Lovecraft's tales often feature musings about the alien nature of the otherworldly beings who built some structure upon the earth or were engaged in some activity. The elder things of "At the Mountains of Madness," are a good example of this, as are the Mi-go of "The Whisperer in Darkness." Rather than ape the approach of his friend and correspondent, Howard instead muses about how alien the men of the past seem from the perspective of today – their art, culture, and architecture are impressive, yet also "barren of the lighter aspects of humanity" to the point that they can't even be called "wholly human." It's an interesting approach, I think, and one that surely differs from that of Lovecraft. Even if one does not agree with Howard's take on the matter, I don't think there can be any question that he's attempting something genuinely different, which is commendable.

All that said, make no mistake: "The Fire of Asshurbanipal" remains a rousing pulp story, in which Howard's protagonists not only find an ancient city buried in the sand and the treasure it holds, but also face off against enemies both human and inhuman.

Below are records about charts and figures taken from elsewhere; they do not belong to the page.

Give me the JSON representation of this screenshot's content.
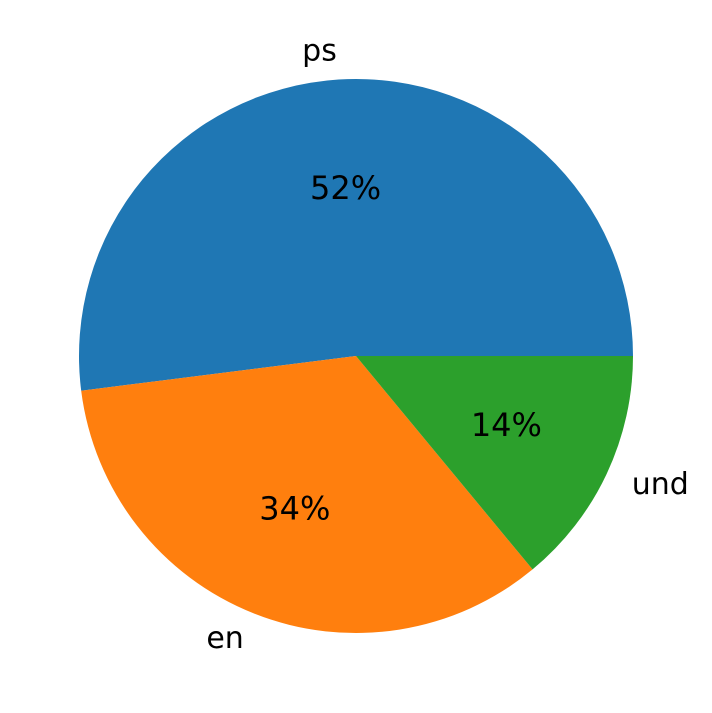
{
  "chart_data": {
    "type": "pie",
    "categories": [
      "ps",
      "en",
      "und"
    ],
    "values": [
      52,
      34,
      14
    ],
    "value_labels": [
      "52%",
      "34%",
      "14%"
    ],
    "colors": [
      "#1f77b4",
      "#ff7f0e",
      "#2ca02c"
    ],
    "start_angle": 0
  }
}
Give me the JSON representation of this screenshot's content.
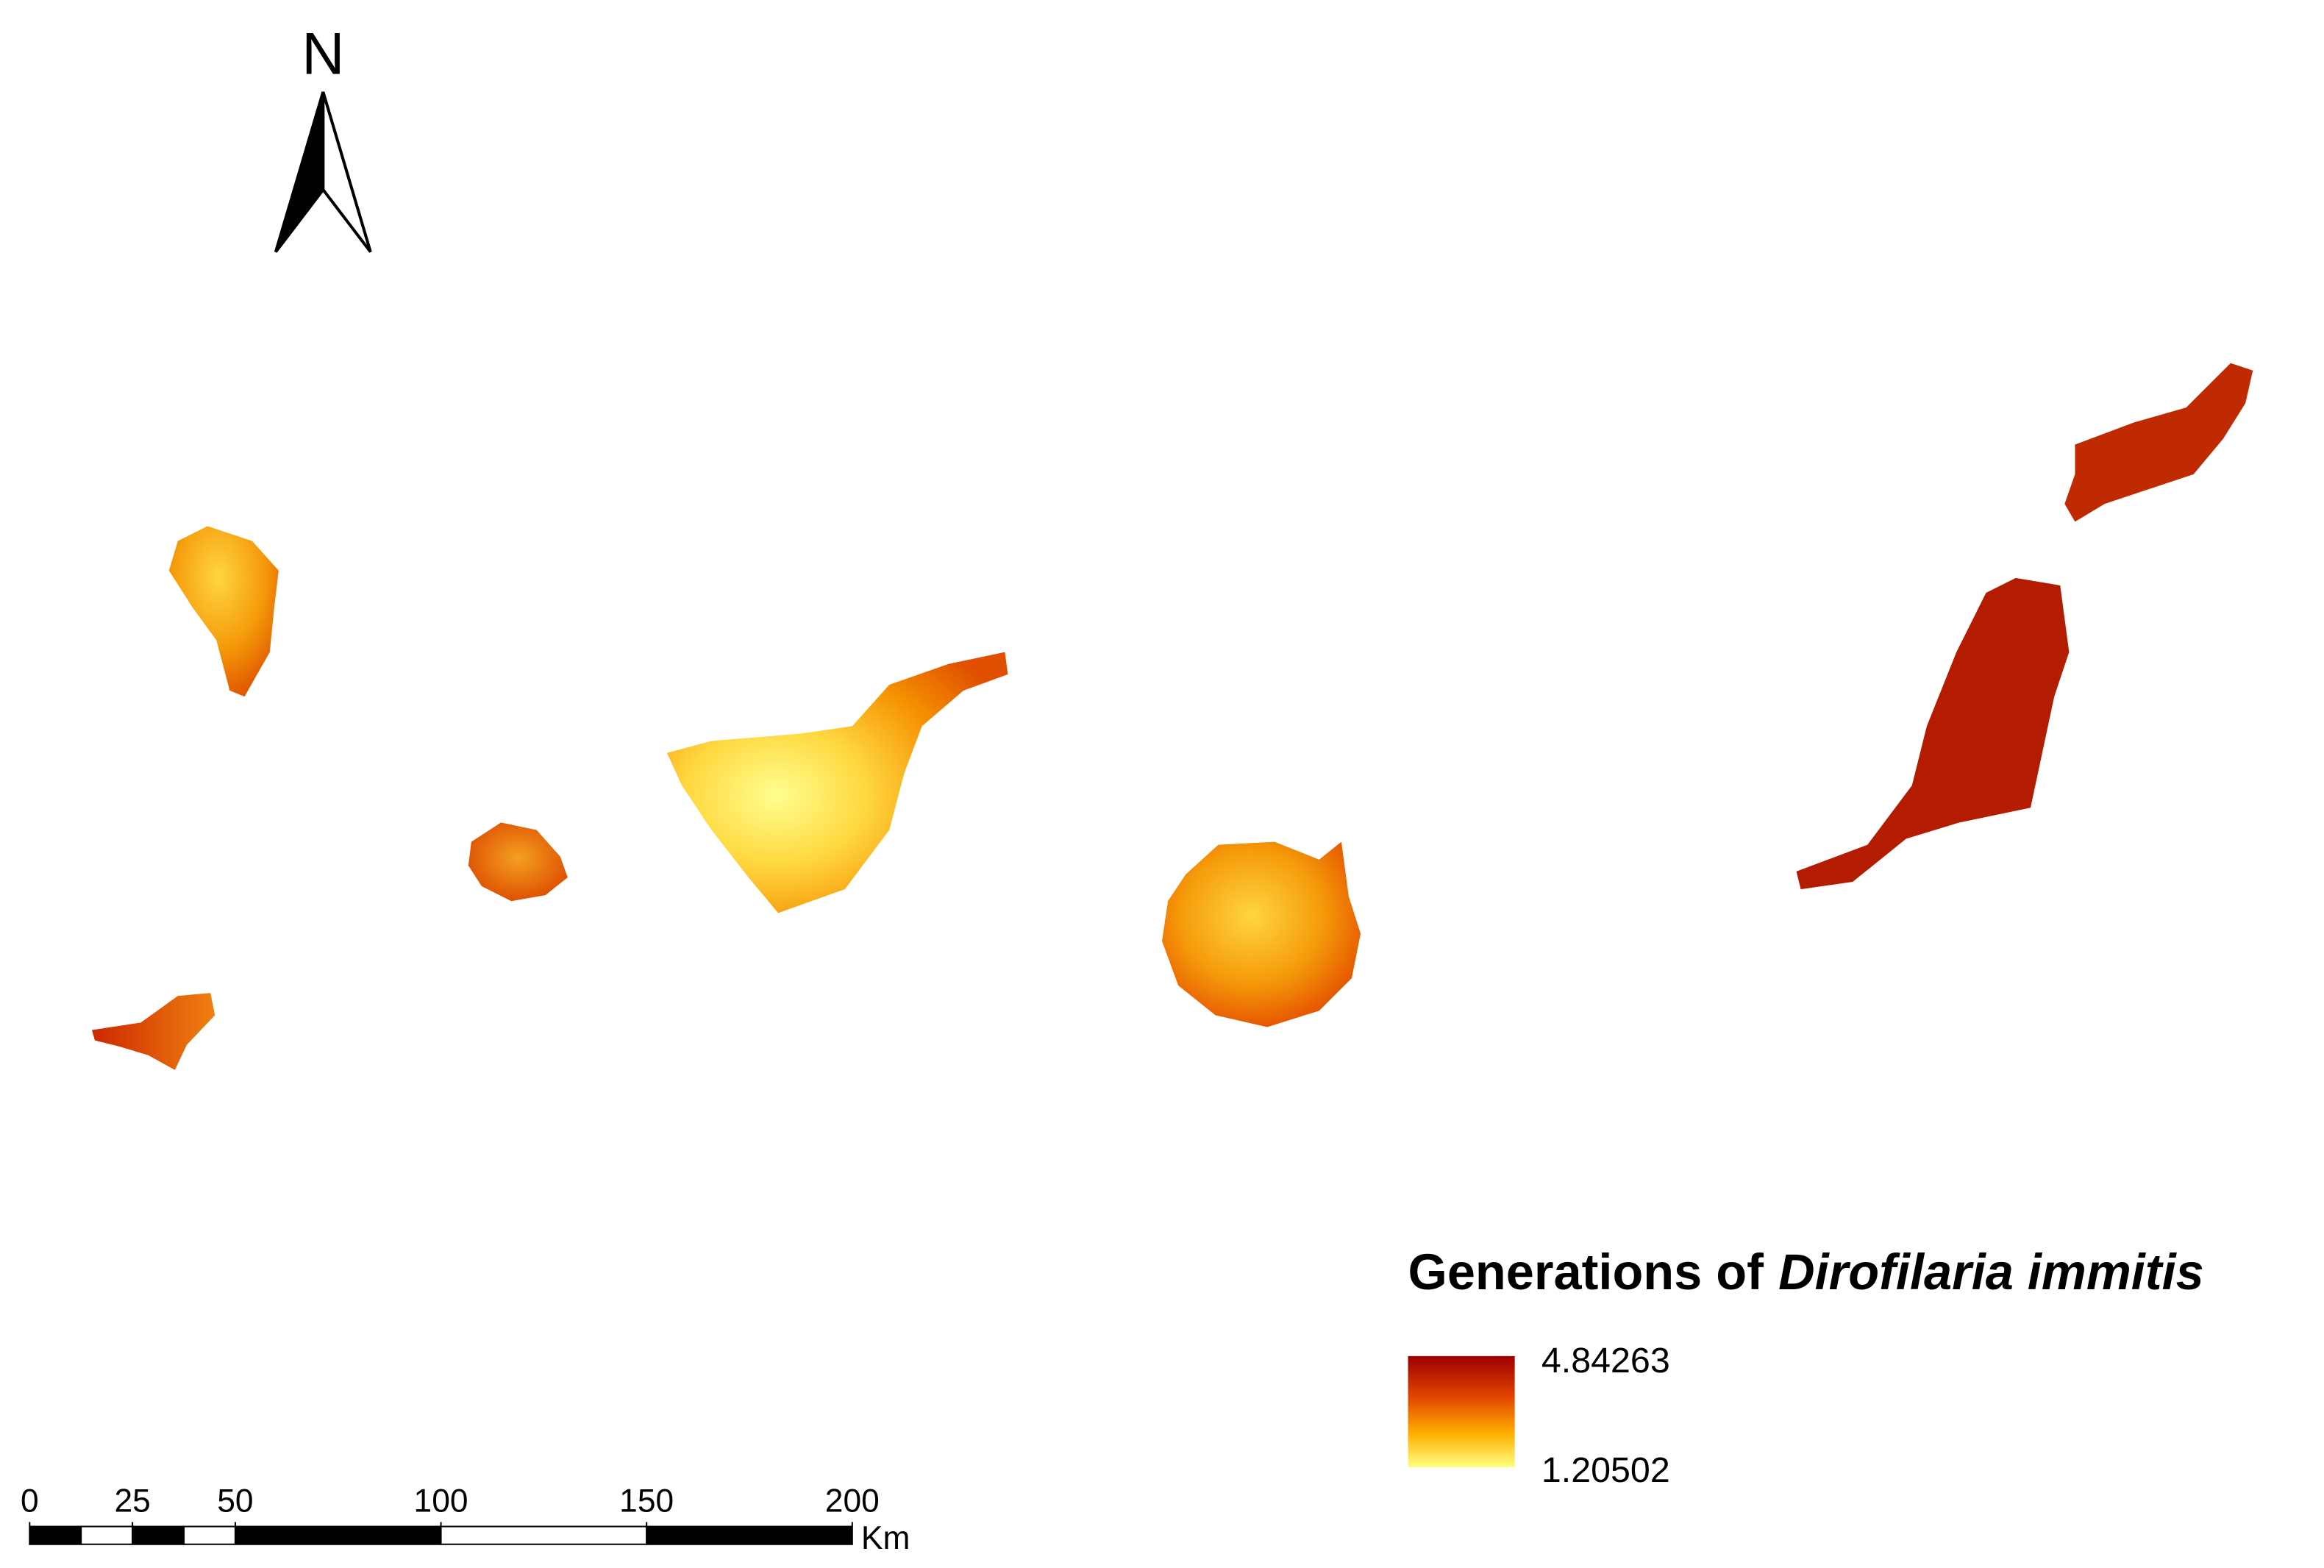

In many ways, it reads like a rather fun Call of Cthulhu scenario set in Central Asia, but with plenty of uniquely Howardian touches that it doesn't come across as a mere pastiche of Lovecraft's own work. It's not as well known a story as it should be and I recommend seeking out.

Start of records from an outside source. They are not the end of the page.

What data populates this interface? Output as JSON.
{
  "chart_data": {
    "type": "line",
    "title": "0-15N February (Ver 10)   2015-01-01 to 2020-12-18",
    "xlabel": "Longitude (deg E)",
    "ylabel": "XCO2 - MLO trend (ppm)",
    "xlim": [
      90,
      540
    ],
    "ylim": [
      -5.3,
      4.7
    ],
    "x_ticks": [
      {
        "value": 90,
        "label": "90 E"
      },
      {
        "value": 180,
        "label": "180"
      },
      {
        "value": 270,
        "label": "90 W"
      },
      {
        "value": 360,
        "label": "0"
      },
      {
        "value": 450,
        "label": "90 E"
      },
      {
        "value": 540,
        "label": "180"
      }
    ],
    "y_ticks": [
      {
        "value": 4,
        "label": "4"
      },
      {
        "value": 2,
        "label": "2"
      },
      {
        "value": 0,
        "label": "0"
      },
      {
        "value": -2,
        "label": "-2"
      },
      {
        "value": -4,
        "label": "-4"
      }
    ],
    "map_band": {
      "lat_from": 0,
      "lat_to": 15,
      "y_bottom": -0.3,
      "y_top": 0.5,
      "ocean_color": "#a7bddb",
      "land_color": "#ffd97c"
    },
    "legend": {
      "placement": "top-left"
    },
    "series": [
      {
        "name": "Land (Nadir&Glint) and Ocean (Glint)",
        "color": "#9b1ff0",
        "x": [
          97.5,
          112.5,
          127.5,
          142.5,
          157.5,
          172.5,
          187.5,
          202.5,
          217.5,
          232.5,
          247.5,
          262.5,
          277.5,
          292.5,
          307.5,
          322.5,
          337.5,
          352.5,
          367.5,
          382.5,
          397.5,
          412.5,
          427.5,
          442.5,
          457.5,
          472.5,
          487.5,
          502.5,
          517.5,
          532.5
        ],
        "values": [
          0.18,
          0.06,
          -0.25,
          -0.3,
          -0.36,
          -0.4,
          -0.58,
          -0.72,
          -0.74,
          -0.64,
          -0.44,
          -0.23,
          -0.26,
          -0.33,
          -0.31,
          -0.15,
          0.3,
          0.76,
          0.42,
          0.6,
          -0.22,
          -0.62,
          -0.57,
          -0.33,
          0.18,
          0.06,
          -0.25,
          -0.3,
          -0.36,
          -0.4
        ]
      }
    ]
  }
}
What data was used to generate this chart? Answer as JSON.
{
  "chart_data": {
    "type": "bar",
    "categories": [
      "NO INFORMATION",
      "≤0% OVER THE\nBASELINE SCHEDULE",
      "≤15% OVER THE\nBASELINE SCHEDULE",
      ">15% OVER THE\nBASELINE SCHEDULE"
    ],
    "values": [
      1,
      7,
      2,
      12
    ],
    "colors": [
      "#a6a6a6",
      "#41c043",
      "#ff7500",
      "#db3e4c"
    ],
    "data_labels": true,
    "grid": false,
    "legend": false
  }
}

  1. it reads like a rather fun Call of Cthulhu scenario

    And yet, to my surprise, there seems to have been no attempt to adapt it for the game. The gem itself appears as a magic item in the FFG Call of Cthulhu card game, but nothing for the rpg.

  2. The gem appears to be the same one that appears in Blood of Belshazzar, one of Howard's historical adventures about the crusader-turned-adventurer Cormac Fitzgeoffrey, who is perhaps best described as a prototype for Conan. The story has the exact same description or vision of the gem clutched in the hands of a long-dead king in a lost city.

  3. "Fire of Ashurrbanipal" strikes me as an early case of "pulp cthulthu", where eldritch horror meets Indiana-Jones style two-fisted adventurers. I was just listening to this podcast (, where one of the commenters makes the point that sword-and-sorcery and weird horror were effectively genre siblings, being published in many of the same magazines and often written by many of the same people. Howard himself wrote at least two stories that I would describe as straight-up Lovecraftian pastiche, "The Thing on the Roof" and "People of the Black Stone". Personally, I think the most successful mix of Lovecraftian horror and more typically Howardian themes was "Worms of the Earth".

  4. I feel like I have read this article before, some years ago. I know I hunted down and read this story based on a blog entry and I thought it was yours. Perhaps you wrote about it back on G+?

    This will perplex me for a while.